Clinical findings and strength of recommendations regarding patient management were then made according to the following criteria:

Level A recommendations 

. Generally accepted principles for patient management that reflect a high degree of clinical certainty (ie, based on “strength of evidence class I” or overwhelming evidence from “strength of evidence class II” studies that directly address all the issues).

Level B recommendations 

. Recommendations for patient management that may identify a particular strategy or range of management strategies that reflect moderate clinical certainty (ie, based on “strength of evidence class II” studies that directly address the issue, decision analysis that directly addresses the issue, or strong consensus of “strength of evidence class III” studies).

Level C recommendations 

. Other strategies for patient management that are based on preliminary, inconclusive, or conflicting evidence, or in the absence of any published literature, based on panel consensus.

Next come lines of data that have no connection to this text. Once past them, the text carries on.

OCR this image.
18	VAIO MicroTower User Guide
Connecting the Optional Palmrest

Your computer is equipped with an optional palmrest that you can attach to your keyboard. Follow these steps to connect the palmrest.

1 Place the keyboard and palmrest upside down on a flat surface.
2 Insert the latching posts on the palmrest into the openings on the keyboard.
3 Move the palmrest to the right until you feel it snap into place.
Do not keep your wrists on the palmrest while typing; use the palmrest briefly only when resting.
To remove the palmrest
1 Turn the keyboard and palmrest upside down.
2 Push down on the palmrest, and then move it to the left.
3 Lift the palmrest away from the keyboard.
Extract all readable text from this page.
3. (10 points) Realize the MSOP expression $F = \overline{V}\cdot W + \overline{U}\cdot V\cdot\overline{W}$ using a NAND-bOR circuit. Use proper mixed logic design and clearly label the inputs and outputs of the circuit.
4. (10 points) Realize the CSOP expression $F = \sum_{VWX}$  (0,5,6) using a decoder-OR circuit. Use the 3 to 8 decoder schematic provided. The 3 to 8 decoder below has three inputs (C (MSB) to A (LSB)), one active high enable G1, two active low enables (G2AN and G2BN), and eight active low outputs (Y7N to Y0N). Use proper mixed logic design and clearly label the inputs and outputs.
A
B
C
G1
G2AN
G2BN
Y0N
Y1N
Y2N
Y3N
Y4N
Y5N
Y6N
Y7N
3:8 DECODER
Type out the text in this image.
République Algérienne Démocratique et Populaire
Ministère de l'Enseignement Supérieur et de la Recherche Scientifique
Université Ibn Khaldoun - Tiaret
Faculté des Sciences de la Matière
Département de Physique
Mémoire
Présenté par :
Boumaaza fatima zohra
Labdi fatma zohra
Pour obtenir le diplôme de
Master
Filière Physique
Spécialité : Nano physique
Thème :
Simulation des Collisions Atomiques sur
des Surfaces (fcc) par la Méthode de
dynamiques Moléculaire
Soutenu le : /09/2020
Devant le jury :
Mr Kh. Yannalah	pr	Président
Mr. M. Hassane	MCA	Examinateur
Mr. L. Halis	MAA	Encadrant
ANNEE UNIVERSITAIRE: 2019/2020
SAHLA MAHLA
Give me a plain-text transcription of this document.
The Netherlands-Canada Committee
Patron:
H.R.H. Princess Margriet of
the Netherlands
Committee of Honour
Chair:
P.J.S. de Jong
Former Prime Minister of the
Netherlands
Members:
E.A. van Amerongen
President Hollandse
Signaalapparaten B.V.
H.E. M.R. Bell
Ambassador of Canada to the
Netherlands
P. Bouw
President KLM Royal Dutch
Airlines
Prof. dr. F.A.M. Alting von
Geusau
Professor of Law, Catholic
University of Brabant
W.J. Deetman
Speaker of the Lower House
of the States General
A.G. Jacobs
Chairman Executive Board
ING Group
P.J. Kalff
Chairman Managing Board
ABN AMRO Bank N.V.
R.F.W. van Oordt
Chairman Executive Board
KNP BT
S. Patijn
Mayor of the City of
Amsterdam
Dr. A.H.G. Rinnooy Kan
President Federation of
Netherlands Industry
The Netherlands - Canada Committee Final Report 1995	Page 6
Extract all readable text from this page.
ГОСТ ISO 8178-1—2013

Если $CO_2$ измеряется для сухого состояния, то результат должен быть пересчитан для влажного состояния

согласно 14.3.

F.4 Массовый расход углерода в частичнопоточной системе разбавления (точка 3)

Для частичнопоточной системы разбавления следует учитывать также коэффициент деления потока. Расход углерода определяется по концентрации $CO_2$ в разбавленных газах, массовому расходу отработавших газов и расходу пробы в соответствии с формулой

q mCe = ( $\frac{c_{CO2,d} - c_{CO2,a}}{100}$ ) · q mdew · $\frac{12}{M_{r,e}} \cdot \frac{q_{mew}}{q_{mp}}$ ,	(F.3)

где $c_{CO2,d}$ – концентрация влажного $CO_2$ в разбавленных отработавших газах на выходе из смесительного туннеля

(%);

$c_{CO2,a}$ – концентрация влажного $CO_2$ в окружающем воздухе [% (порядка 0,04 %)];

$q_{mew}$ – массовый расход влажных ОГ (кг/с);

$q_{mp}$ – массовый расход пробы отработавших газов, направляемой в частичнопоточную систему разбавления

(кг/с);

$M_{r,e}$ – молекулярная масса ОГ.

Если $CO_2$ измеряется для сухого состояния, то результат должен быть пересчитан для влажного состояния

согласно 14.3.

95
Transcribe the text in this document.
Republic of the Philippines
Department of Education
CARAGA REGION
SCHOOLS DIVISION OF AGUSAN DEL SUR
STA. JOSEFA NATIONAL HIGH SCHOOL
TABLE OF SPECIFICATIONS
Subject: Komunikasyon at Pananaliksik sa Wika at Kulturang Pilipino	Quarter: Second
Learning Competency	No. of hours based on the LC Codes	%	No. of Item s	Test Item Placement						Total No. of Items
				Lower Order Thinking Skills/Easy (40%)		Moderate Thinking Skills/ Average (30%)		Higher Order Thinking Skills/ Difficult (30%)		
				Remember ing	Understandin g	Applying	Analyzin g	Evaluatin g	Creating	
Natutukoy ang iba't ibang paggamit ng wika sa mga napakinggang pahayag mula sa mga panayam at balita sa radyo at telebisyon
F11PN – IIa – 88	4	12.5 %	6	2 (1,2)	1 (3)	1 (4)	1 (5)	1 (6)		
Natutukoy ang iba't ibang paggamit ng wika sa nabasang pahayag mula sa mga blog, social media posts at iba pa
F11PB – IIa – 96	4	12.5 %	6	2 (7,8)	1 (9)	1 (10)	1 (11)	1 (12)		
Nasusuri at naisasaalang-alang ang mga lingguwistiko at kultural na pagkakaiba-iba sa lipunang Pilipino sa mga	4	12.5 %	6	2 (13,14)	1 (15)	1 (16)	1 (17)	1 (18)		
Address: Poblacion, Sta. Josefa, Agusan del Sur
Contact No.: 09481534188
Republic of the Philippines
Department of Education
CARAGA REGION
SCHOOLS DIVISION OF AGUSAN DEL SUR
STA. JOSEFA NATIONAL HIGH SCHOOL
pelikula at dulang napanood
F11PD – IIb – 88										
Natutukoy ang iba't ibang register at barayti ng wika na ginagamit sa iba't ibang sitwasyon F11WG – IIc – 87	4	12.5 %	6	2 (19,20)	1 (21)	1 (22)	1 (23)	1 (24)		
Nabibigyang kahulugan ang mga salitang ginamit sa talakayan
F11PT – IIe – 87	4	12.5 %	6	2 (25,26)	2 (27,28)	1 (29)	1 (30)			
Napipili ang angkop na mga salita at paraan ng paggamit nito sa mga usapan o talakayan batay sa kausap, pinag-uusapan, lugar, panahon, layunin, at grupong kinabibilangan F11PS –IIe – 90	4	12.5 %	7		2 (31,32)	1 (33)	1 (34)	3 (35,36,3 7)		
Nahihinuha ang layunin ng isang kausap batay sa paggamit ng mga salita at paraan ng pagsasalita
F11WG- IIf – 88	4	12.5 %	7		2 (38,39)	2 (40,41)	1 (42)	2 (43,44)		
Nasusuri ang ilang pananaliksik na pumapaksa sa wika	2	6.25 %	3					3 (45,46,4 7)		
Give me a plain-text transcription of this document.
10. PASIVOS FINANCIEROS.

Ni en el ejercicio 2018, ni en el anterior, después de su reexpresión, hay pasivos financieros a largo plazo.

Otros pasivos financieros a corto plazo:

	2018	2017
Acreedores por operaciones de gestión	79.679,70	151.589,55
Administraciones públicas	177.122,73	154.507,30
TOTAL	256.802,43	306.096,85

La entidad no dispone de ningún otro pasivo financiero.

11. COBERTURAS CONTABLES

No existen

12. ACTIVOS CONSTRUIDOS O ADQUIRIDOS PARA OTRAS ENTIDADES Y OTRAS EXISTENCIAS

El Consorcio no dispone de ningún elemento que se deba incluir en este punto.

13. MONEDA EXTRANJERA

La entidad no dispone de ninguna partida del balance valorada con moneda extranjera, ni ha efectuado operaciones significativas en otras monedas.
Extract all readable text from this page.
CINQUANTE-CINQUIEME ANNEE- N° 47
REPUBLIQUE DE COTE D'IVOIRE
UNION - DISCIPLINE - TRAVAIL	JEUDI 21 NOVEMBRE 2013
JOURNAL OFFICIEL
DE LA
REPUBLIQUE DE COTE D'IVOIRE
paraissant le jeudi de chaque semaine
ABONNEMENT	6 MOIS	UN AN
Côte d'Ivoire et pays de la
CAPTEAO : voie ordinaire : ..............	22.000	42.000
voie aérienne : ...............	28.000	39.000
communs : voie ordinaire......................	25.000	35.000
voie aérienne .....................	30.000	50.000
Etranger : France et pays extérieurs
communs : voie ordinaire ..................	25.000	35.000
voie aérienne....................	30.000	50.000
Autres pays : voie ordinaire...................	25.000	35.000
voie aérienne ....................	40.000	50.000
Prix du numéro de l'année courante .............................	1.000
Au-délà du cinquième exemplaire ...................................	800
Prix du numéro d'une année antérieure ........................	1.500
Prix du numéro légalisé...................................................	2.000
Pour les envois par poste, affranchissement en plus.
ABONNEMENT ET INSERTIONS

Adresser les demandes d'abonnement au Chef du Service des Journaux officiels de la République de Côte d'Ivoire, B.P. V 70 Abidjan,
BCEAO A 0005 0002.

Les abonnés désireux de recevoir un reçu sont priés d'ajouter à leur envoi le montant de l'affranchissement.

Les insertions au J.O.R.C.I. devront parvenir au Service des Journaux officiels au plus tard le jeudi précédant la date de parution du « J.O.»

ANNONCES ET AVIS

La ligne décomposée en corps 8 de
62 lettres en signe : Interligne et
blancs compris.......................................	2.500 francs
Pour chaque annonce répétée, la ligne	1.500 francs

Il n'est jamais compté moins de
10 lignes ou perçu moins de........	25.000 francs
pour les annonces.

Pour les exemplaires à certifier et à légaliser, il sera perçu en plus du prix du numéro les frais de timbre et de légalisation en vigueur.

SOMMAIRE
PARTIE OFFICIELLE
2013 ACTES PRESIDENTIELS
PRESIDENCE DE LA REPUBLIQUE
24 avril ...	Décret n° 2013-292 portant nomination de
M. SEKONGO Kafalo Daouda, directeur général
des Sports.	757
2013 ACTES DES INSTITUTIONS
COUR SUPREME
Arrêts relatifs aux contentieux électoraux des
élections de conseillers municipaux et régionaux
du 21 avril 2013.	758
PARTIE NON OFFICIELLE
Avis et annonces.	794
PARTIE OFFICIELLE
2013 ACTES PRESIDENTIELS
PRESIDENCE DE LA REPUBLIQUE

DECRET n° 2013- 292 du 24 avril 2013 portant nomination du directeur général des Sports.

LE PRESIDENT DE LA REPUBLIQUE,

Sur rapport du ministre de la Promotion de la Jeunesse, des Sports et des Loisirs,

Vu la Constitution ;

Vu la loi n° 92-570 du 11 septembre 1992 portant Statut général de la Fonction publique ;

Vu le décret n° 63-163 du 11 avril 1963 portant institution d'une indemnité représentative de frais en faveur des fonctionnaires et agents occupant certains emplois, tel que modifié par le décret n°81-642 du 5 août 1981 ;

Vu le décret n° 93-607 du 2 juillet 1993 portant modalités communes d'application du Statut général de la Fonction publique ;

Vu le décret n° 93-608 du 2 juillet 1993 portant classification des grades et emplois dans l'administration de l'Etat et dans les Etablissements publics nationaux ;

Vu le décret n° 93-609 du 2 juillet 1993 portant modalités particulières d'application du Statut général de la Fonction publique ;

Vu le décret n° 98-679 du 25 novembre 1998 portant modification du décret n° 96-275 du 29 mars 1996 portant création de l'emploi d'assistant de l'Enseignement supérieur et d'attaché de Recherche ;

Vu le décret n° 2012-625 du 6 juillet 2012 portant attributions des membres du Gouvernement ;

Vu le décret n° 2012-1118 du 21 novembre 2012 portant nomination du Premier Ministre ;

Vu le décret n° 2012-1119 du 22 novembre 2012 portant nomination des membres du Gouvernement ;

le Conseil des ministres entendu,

There are certain circumstances in which the recommendations stemming from a body of evidence should not be rated as highly as the individual studies on which they are based. Factors such as heterogeneity of results, uncertainty about effect magnitude and consequences, strength of prior beliefs, and publication bias, among others, might lead to such a downgrading of recommendations.

Scope of Application 

. This guideline is intended for physicians working in hospital-based EDs.

Inclusion Criteria 

. This guideline is intended to apply to adult patients presenting with signs or symptoms of lower-extremity DVT.

Exclusion Criteria 

. Patients lacking signs or symptoms of lower-extremity DVT.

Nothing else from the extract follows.